Eines hängt direkt mit dem anderen zusammen, sobald es ums Wasser geht. Die großen historischen Stadtpläne, die gezeigt werden, sind auch deshalb entstanden, um das Kanalsystem darzustellen oder aber die komplizierten Grenzverläufe an Lech und Wertach festzuhalten. Im Zweifelsfall waren dem Augsburger Bürgertum religiöse Vorbehalte weniger wichtig als technisches Können. So nahm die Stadt Pilgram Marpeck in den Dienst, der als Wiedertäufer erst aus Tirol emigrieren musste, später auch nicht mehr in Straßburg bleiben durfte. Zwischen 1546 und 1556 verantwortete er den Ausbau der Wasserversorgung in Augsburg. Erstaunlich ist auch, dass dieses System aus Kanälen und Rohrleitungen über Jahrhunderte hinweg akribisch gepflegt worden ist. In der Schau finden sich ausgeklügelte Lehrmodelle, mit denen der Augsburger Brunnenmeister Caspar Walter die Funktionsweise von Mühlen, Wehren und Pumpwerken erklärte. Das Wissen um die Wassertechnik wurde von Generation zu Generation weitergegeben und erweitert.
Mit einem hohen Aufwand haben die Augsburger Kunstsammlungen diese Ausstellung konzipiert und gestaltet. Das lässt sich auch an den Leihgebern ersehen: Vom Louvre stammen Zeichnungen, die die Figuren des Augustusbrunnens kurz nach dem Guss und vor der Montage zeigen. Aus der Thyssen Bornemisza Collection stammt ein Seemonster aus Bergkristall. Dieses kunsthandwerkliche Meisterstück ist im zweiten Teil der Ausstellung zu finden, der nicht mehr die lange und vielfältige Augsburger Wassergeschichte zum Thema hat, sondern das Wasser allgemein zum kunstgeschichtlichen Thema macht.

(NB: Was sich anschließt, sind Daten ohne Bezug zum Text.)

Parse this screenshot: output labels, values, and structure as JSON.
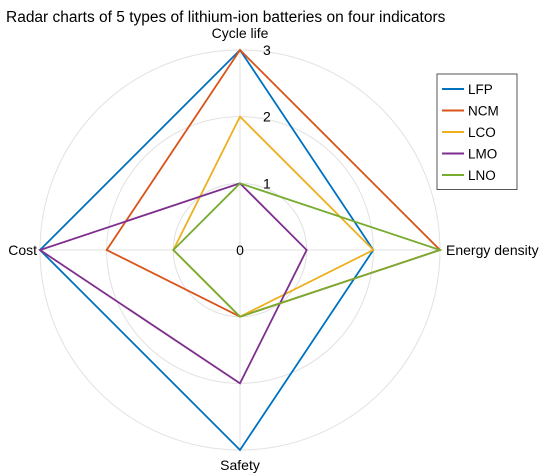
{
  "chart_data": {
    "type": "radar",
    "title": "Radar charts of 5 types of lithium-ion batteries on four indicators",
    "axes": [
      "Cycle life",
      "Energy density",
      "Safety",
      "Cost"
    ],
    "rlim": [
      0,
      3
    ],
    "ticks": [
      "0",
      "1",
      "2",
      "3"
    ],
    "grid": true,
    "legend": "right",
    "series": [
      {
        "name": "LFP",
        "color": "#0072BD",
        "values": [
          3,
          2,
          3,
          3
        ]
      },
      {
        "name": "NCM",
        "color": "#D95319",
        "values": [
          3,
          3,
          1,
          2
        ]
      },
      {
        "name": "LCO",
        "color": "#EDB120",
        "values": [
          2,
          2,
          1,
          1
        ]
      },
      {
        "name": "LMO",
        "color": "#7E2F8E",
        "values": [
          1,
          1,
          2,
          3
        ]
      },
      {
        "name": "LNO",
        "color": "#77AC30",
        "values": [
          1,
          3,
          1,
          1
        ]
      }
    ]
  }
}
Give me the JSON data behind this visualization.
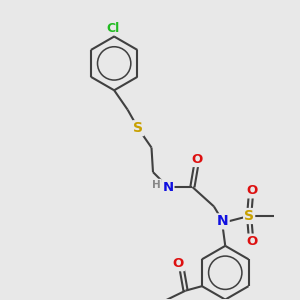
{
  "bg_color": "#e8e8e8",
  "bond_color": "#404040",
  "bond_width": 1.5,
  "atom_colors": {
    "Cl": "#22bb22",
    "S": "#c8a000",
    "N": "#1010e0",
    "O": "#dd1010",
    "H": "#888888",
    "C": "#404040"
  },
  "font_size": 8.5,
  "fig_width": 3.0,
  "fig_height": 3.0,
  "dpi": 100,
  "xlim": [
    0,
    10
  ],
  "ylim": [
    0,
    10
  ]
}
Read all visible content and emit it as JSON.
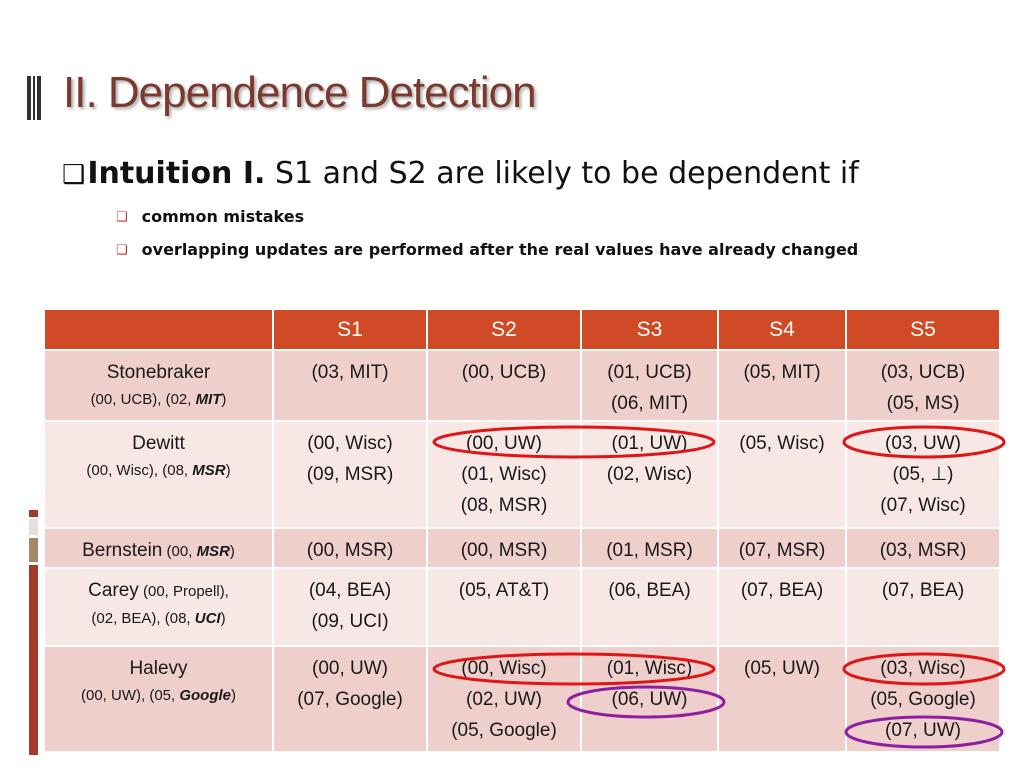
{
  "title": "II. Dependence Detection",
  "bullet": {
    "lead": "Intuition I.",
    "text": " S1 and S2 are likely to be dependent if"
  },
  "sub_bullets": [
    "common mistakes",
    "overlapping updates are performed after the real values have already changed"
  ],
  "table": {
    "headers": [
      "",
      "S1",
      "S2",
      "S3",
      "S4",
      "S5"
    ],
    "rows": [
      {
        "name": "Stonebraker",
        "truth_pre": "(00, UCB), (02, ",
        "truth_em": "MIT",
        "truth_post": ")",
        "s1": [
          "(03, MIT)"
        ],
        "s2": [
          "(00, UCB)"
        ],
        "s3": [
          "(01, UCB)",
          "(06, MIT)"
        ],
        "s4": [
          "(05, MIT)"
        ],
        "s5": [
          "(03, UCB)",
          "(05, MS)"
        ]
      },
      {
        "name": "Dewitt",
        "truth_pre": "(00, Wisc), (08, ",
        "truth_em": "MSR",
        "truth_post": ")",
        "s1": [
          "(00, Wisc)",
          "(09, MSR)"
        ],
        "s2": [
          "(00, UW)",
          "(01, Wisc)",
          "(08, MSR)"
        ],
        "s3": [
          "(01, UW)",
          "(02, Wisc)"
        ],
        "s4": [
          "(05, Wisc)"
        ],
        "s5": [
          "(03, UW)",
          "(05, ⊥)",
          "(07, Wisc)"
        ]
      },
      {
        "name": "Bernstein",
        "truth_pre": "(00, ",
        "truth_em": "MSR",
        "truth_post": ")",
        "s1": [
          "(00, MSR)"
        ],
        "s2": [
          "(00, MSR)"
        ],
        "s3": [
          "(01, MSR)"
        ],
        "s4": [
          "(07, MSR)"
        ],
        "s5": [
          "(03, MSR)"
        ]
      },
      {
        "name": "Carey",
        "truth_pre": "(00, Propell),",
        "truth_pre2": "(02, BEA), (08, ",
        "truth_em": "UCI",
        "truth_post": ")",
        "s1": [
          "(04, BEA)",
          "(09, UCI)"
        ],
        "s2": [
          "(05, AT&T)"
        ],
        "s3": [
          "(06, BEA)"
        ],
        "s4": [
          "(07, BEA)"
        ],
        "s5": [
          "(07, BEA)"
        ]
      },
      {
        "name": "Halevy",
        "truth_pre": "(00, UW), (05, ",
        "truth_em": "Google",
        "truth_post": ")",
        "s1": [
          "(00, UW)",
          "(07, Google)"
        ],
        "s2": [
          "(00, Wisc)",
          "(02, UW)",
          "(05, Google)"
        ],
        "s3": [
          "(01, Wisc)",
          "(06, UW)"
        ],
        "s4": [
          "(05, UW)"
        ],
        "s5": [
          "(03, Wisc)",
          "(05, Google)",
          "(07, UW)"
        ]
      }
    ]
  },
  "colors": {
    "header_bg": "#d04a25",
    "row_dark": "#efcfcb",
    "row_light": "#f7e8e6",
    "title": "#7a3a2e",
    "circle_red": "#e01515",
    "circle_purple": "#8e1fa0"
  }
}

Das Element begegnet einem hier in verschiedenen Funktionen: zum Reinigen (mit einer Lavabo-garnitur) und als heilsspendende Substanz (in Form einer Taufgarnitur). Ein fantastischer Tischbrunnen aus Silber stellt die Verwandlung von Wasser in Wein dar – Bacchus lässt grüßen. Fast schon gruselig blickt einem eine Ningyo – eine japanische Sirene aus dem 18. Jahrhundert – entgegen. Den Kunstsammlungen ist da ein großer Ausstellungswurf gelungen, der die Augsburger Wassergeschichte anschaulich macht. Und der begleitende Katalog ist jedem ans Herz zu legen: Er öffnet die Schleusen zu den Geschichten.
Laufzeit der Schau bis zum 30. Sep tember im Maximilianmuseum Augs burg. Die Öffnungszeiten sind Dienstag bis Sonntag von 10 bis 17 Uhr, Don nerstag bis 20 Uhr. Dazu ist ein reich bebilderter Katalog im Verlag Schnell und Steiner erschienen (450 Seiten, im Museum für 24,95 Euro erhältlich).